Конечно, Воденников – как человек, как поэт, как социальный феномен – такой огромный, что в нем всего очень много намешано. И поэтому мне понятно, почему на некоторых он производит резко негативное впечатление. Он умеет быть очень разным.
Однако, в своих стихах он так беспощаден к себе, а к миру так справедлив, что, право же, на месте многих я бы поостереглась осуждать Воденникову за какие-то его «внестиховые» проявления.
В этом смысле, меня всегда поражала чужая глупость, недальновидность и не умение прочитать очевидные вещи.
Каким бы ни был иногда Воденникова капризным, резким, высокомерным, игривым, кокетливым и невыносимым в жизни – в его стихах жесткий и одновременно мудрый «месседж» всегда сохраняется.
Поэтому, когда я читаю в какой-то статье о нем: «воденниковский нарциссический флер» – на меня нападает столбняк.
Ибо – либо я ничего не понимаю в стихах вообще и в воденниковских стихах, в частности, либо тот, кто эту фразу написал, – козёл. Я думаю, что всё-таки верно – ВТОРОЕ.

Хотя справедливости ради надо сказать, что мои «поэтические» отношения с Д.В. изначально тоже складывались не столь уж безоблачно.

Когда я первый раз прочла книгу Д.В. «Холидэй»(издательство ИНАПРЕСС, 99) я выбросила ее в мусорное ведро. В ярости я полночи бродила из угла в угол не находя себе места. Редкая книга улетает так окончательно из моей жизни. Я даже всплакнула. Осталось острое чувство надсада, какого-то психологического насилия, если угодно – изнасилованности. Так состоялась моя первая встреча с лирическим героем нового типа, которая в корне изменило моё представление о жизни в целом, и о литературе – в частности. Теперь я понимаю, почему я так сперва отреагировала. Мое литературное воспитание не могло сразу принять ТАКУЮ прямую речь, ТАКОЙ непосредственный стих, такого лирического героя.
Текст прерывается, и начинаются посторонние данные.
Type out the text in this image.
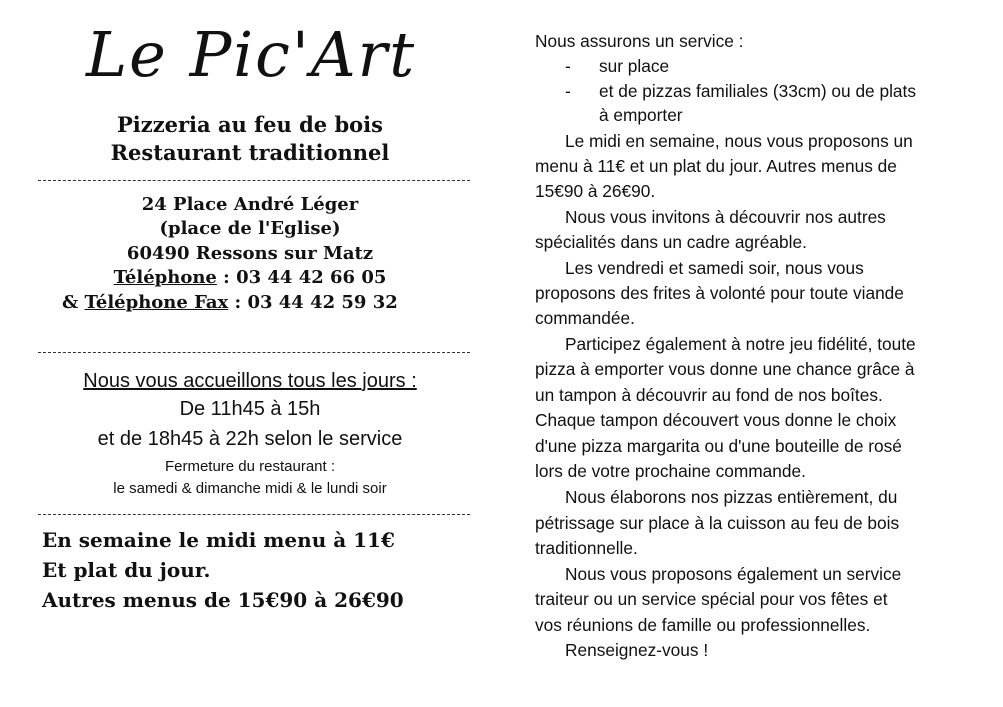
Le Pic'Art
Pizzeria au feu de bois
Restaurant traditionnel
24 Place André Léger
(place de l'Eglise)
60490 Ressons sur Matz
Téléphone : 03 44 42 66 05
& Téléphone Fax : 03 44 42 59 32
Nous vous accueillons tous les jours :
De 11h45 à 15h
et de 18h45 à 22h selon le service
Fermeture du restaurant :
le samedi & dimanche midi & le lundi soir
En semaine le midi menu à 11€
Et plat du jour.
Autres menus de 15€90 à 26€90
Nous assurons un service :
- sur place
- et de pizzas familiales (33cm) ou de plats
à emporter
Le midi en semaine, nous vous proposons un
menu à 11€ et un plat du jour. Autres menus de
15€90 à 26€90.
Nous vous invitons à découvrir nos autres
spécialités dans un cadre agréable.
Les vendredi et samedi soir, nous vous
proposons des frites à volonté pour toute viande
commandée.
Participez également à notre jeu fidélité, toute
pizza à emporter vous donne une chance grâce à
un tampon à découvrir au fond de nos boîtes.
Chaque tampon découvert vous donne le choix
d'une pizza margarita ou d'une bouteille de rosé
lors de votre prochaine commande.
Nous élaborons nos pizzas entièrement, du
pétrissage sur place à la cuisson au feu de bois
traditionnelle.
Nous vous proposons également un service
traiteur ou un service spécial pour vos fêtes et
vos réunions de famille ou professionnelles.
Renseignez-vous !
Ибо он оказался не номинален, не литературен. Он был чудовищно БУКВАЛЬНЫЙ. Прямо как по словарю Ожегова: «герой – человек что-то меняющий, что-то преодолевающий, человек, совершающий подвиг». История такого лирического героя восходит не к поздней русской литературной традиции(и уж тем более не к советской), а к средневековой, эпической, славянской. Лирическому герою Воденникова не уместиться, не выжить в жёстком качестве бумажного стихотворения. Он вырывается оттуда прямой, непосредственной речью:
Это я –
в середине весны, в твердой памяти, в трезвом уме,
через головы всех,
из сухого бумажного ада –
это я – так свободно –
к тебе обращаюсь,
к тебе,
от которого мне – ничего кроме жажды не надо.
Эта речь очень ранит. Она ведется о том, о чем я говорить боюсь. Вот так через боль, неудобство и стыд читатель постигает себя самого.
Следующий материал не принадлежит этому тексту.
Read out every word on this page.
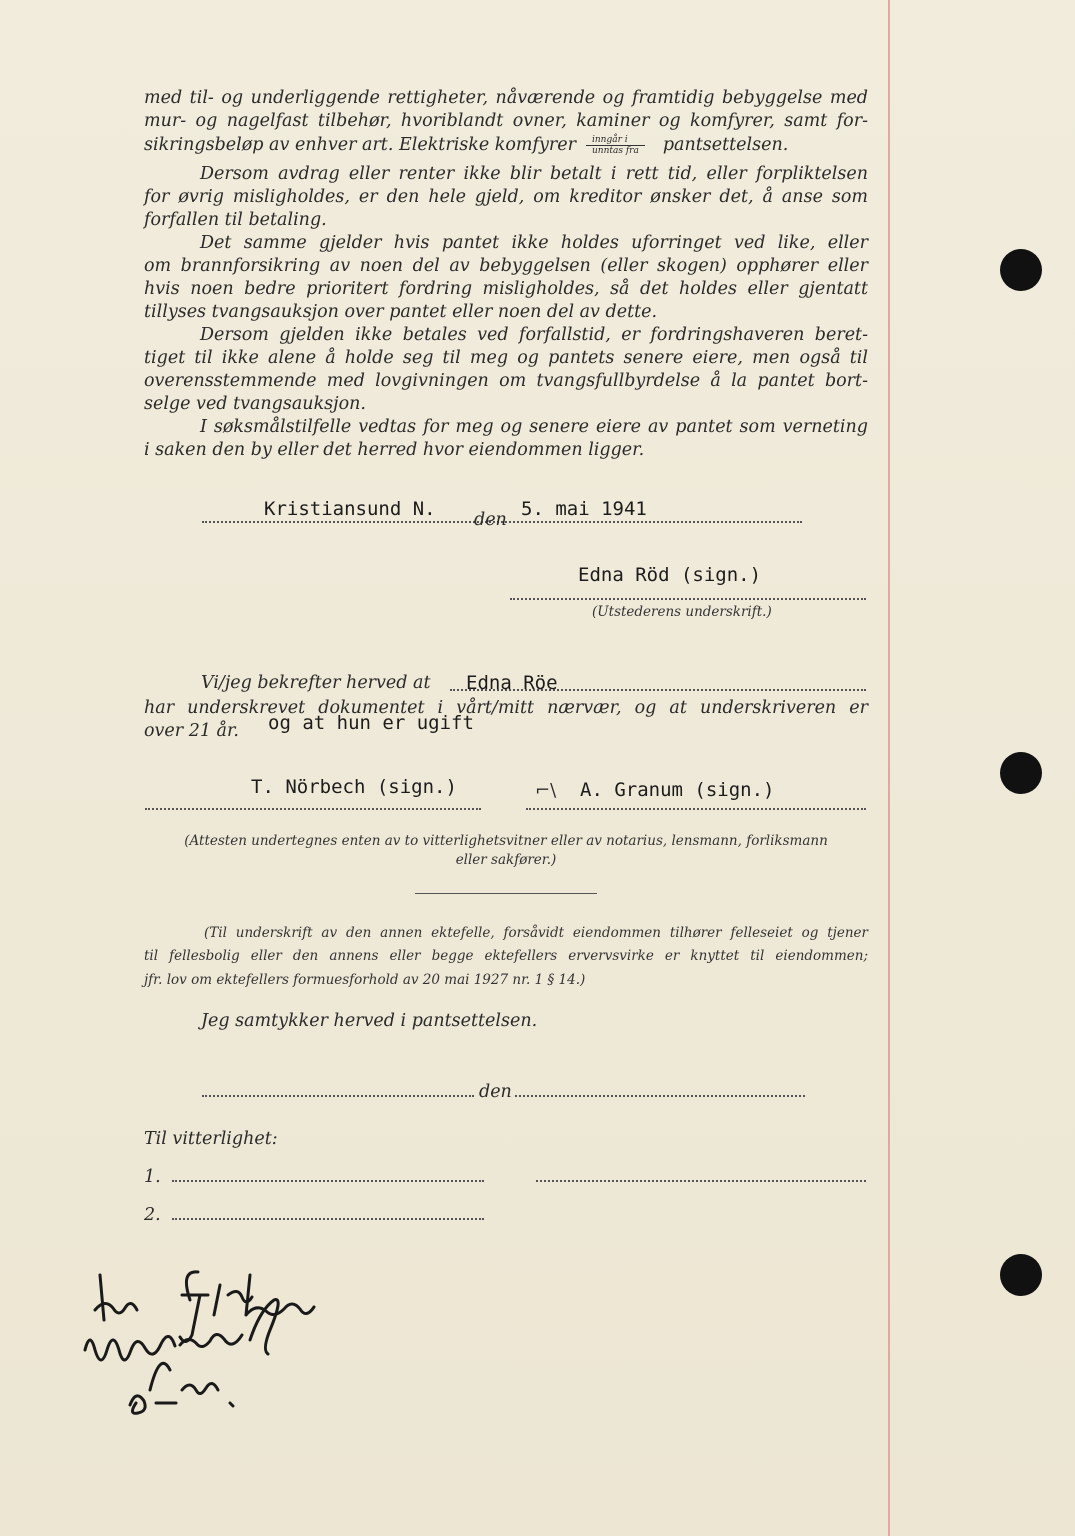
med til- og underliggende rettigheter, nåværende og framtidig bebyggelse med
mur- og nagelfast tilbehør, hvoriblandt ovner, kaminer og komfyrer, samt for-
sikringsbeløp av enhver art. Elektriske komfyrer $\frac{\text{inngår i}}{\text{unntas fra}}$ pantsettelsen.
Dersom avdrag eller renter ikke blir betalt i rett tid, eller forpliktelsen
for øvrig misligholdes, er den hele gjeld, om kreditor ønsker det, å anse som
forfallen til betaling.
Det samme gjelder hvis pantet ikke holdes uforringet ved like, eller
om brannforsikring av noen del av bebyggelsen (eller skogen) opphører eller
hvis noen bedre prioritert fordring misligholdes, så det holdes eller gjentatt
tillyses tvangsauksjon over pantet eller noen del av dette.
Dersom gjelden ikke betales ved forfallstid, er fordringshaveren beret-
tiget til ikke alene å holde seg til meg og pantets senere eiere, men også til
overensstemmende med lovgivningen om tvangsfullbyrdelse å la pantet bort-
selge ved tvangsauksjon.
I søksmålstilfelle vedtas for meg og senere eiere av pantet som verneting
i saken den by eller det herred hvor eiendommen ligger.
Kristiansund N. den 5. mai 1941
Edna Röd (sign.)
(Utstederens underskrift.)
Vi/jeg bekrefter herved at Edna Röe
har underskrevet dokumentet i vårt/mitt nærvær, og at underskriveren er
over 21 år. og at hun er ugift
T. Nörbech (sign.)	⌐\ A. Granum (sign.)
(Attesten undertegnes enten av to vitterlighetsvitner eller av notarius, lensmann, forliksmann
eller sakfører.)
(Til underskrift av den annen ektefelle, forsåvidt eiendommen tilhører felleseiet og tjener
til fellesbolig eller den annens eller begge ektefellers ervervsvirke er knyttet til eiendommen;
jfr. lov om ektefellers formuesforhold av 20 mai 1927 nr. 1 § 14.)
Jeg samtykker herved i pantsettelsen.
den
Til vitterlighet:
1.
2.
Не случайно Кирилл Медведев во второй своей книге «Вторжение» (уже перестрадав силой воздействия на его репутацию и философию воденниковского предисловия к первой книге) пишет: «В последних циклах В. выстраивает какую-то новую имперскую логику стиха, это, конечно, уже никакое не прямое высказывание, и не постконцептуализм…(…..)…главное в ней – императивный, повелительный и в то же время доверительный пафос… (….)…..это даже уже не «лирика», это что-то подобное тому, как Сталин обращался к народу во время войны: «братья и сёстры».

Подобный психологический феномен я называю – разгерметизацией стихотворения.
Это когда – сам текст порождает жизнь, а не втягивает тебя в своё эгоистическое нутро. Это когда он программирует твою жизнь, а не питается ею. Это когда он тебе помогает ЖИТЬ, а не требует от тебя обратного. Иными словами, разгерметизация стихотворения – это когда поэт всё совершает с тобой, во имя тебя или вместо тебя..
Даже если сначала – тебе всё это не очень приятно.
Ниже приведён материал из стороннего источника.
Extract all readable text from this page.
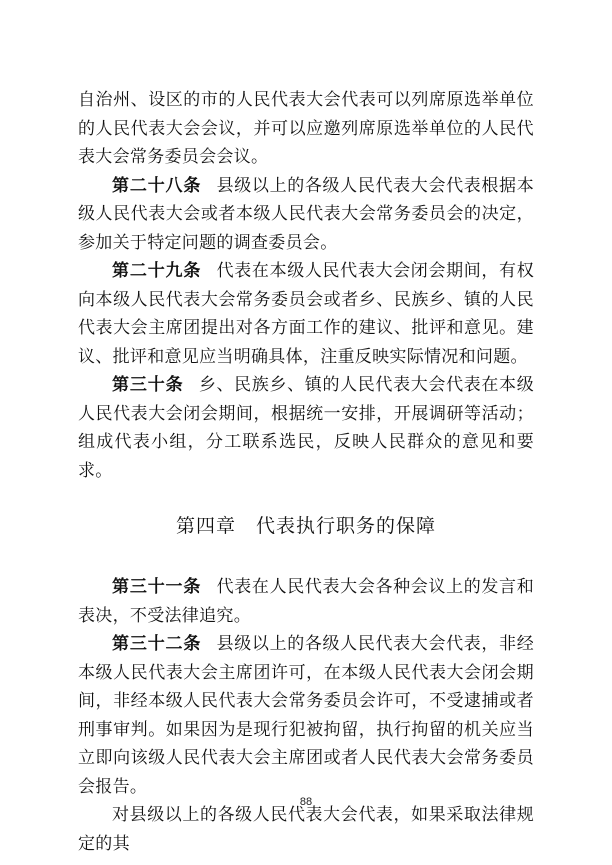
自治州、设区的市的人民代表大会代表可以列席原选举单位的人民代表大会会议，并可以应邀列席原选举单位的人民代表大会常务委员会会议。

第二十八条 县级以上的各级人民代表大会代表根据本级人民代表大会或者本级人民代表大会常务委员会的决定，参加关于特定问题的调查委员会。

第二十九条 代表在本级人民代表大会闭会期间，有权向本级人民代表大会常务委员会或者乡、民族乡、镇的人民代表大会主席团提出对各方面工作的建议、批评和意见。建议、批评和意见应当明确具体，注重反映实际情况和问题。

第三十条 乡、民族乡、镇的人民代表大会代表在本级人民代表大会闭会期间，根据统一安排，开展调研等活动；组成代表小组，分工联系选民，反映人民群众的意见和要求。

第四章 代表执行职务的保障

第三十一条 代表在人民代表大会各种会议上的发言和表决，不受法律追究。

第三十二条 县级以上的各级人民代表大会代表，非经本级人民代表大会主席团许可，在本级人民代表大会闭会期间，非经本级人民代表大会常务委员会许可，不受逮捕或者刑事审判。如果因为是现行犯被拘留，执行拘留的机关应当立即向该级人民代表大会主席团或者人民代表大会常务委员会报告。

对县级以上的各级人民代表大会代表，如果采取法律规定的其

88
Может быть, именно об этом сказал мне однажды сам Воденников, выслушав мои женские трагикомиксы: «У Вас, Таня, проблемы с внутренним положительным героем». Мне не очень понравилось то, что он сказал. Как раз тогда я начинала свой новый проект, и больше всего мне хотелось, чтобы мне было сказано, что у меня вообще нет никаких проблем, а просто все свиньи и сволочи. Однако, потом – я задумалась. И согласилась..
А потом ещё подумала и поняла, что все стихи Воденникова – как раз об этом. Об обретении внутри себя – положительного героя (или героини, это уж как кому нравится – в этом смысле Воденников предоставляет широкий выбор возможностей). Именно этого мне (лично мне!) так не хватает. Новой идеологии счастья, новой идеологии преодоления, новой идеологии приятия жизни и человека ЦЕЛИКОМ – со всеми его слабостями, болью и позором. .
.
И теперь я понимаю, что мне всегда нравились только СЧАСТЛИВЫЕ КНИГИ, потому что я тоже хочу счастья (какой же идиот его не хочет). Потому что очень уж изменились задачи поэзии в современном мире. Теперь читатель обращается к книге не в минуты слабости, а как раз наоборот – в мгновения силы. Читателю хочется знать, что надо сделать для того, чтобы состояться. Одновременно – в жизни и в смерти. И поэтому, когда Дмитрий Воденников читал мне сначала свой «Цветущий цикл», потом «Мужчин, которые могут…», я говорила: Ух-ты, здорово, хорошо, класс! Всё это про меня! Понимаю КАЖДУЮ строчку! И совсем не удивлялась, когда встречала потом добрую дюжину людей, которые тоже говорили, что Воденников всё это про них написал..
Некоторые даже думали, что ИМЕННО ИМ..
Я, например, на счёт этого никогда не обольщалась..
.
Зато иногда впадала в ярость. Особенно по некоторым поводам..
.
Вот, например, оказалось, что в своей «розовой» книжке «Мужчины тоже могут имитировать оргазм» Воденников сделал уведомление: «Автор благодарит Татьяну Райт и Николая Охотина за их беспримерное мужество»..
.
У меня чуть апоплексический удар не случился. Господи, да что ж это такое!?.
Я – что? – уже умерла и мне посмертно «присвоили» книгу?.. Моё естество женского пола прямо всё взрывалось от возмущения..
Ну почему, почему не написать «за беспримерную ЖЕНСТВЕННОСТЬ»? Это же так просто. Сто раз с Воденниковым обсуждали всевозможные поведенческие различия мужчин и женщин!.
Сто раз сам Воденников тонко подмечал, как отличаются женские реакции на некоторые вещи от мужских! И что? Ведь, в конце концов, я живу свою ЖЕНСКУЮ жизнь, а не свою какую-то мужскую…Я даже о том этим летом стишок написала:.
Ты откройся на петушиный крик,.
небо-небушко, грозным восходом..
Я была тебе мальчик, была старик,.
обернулась – соколом женского рода. .
.
Ну, в общем, проблема называется гендерной..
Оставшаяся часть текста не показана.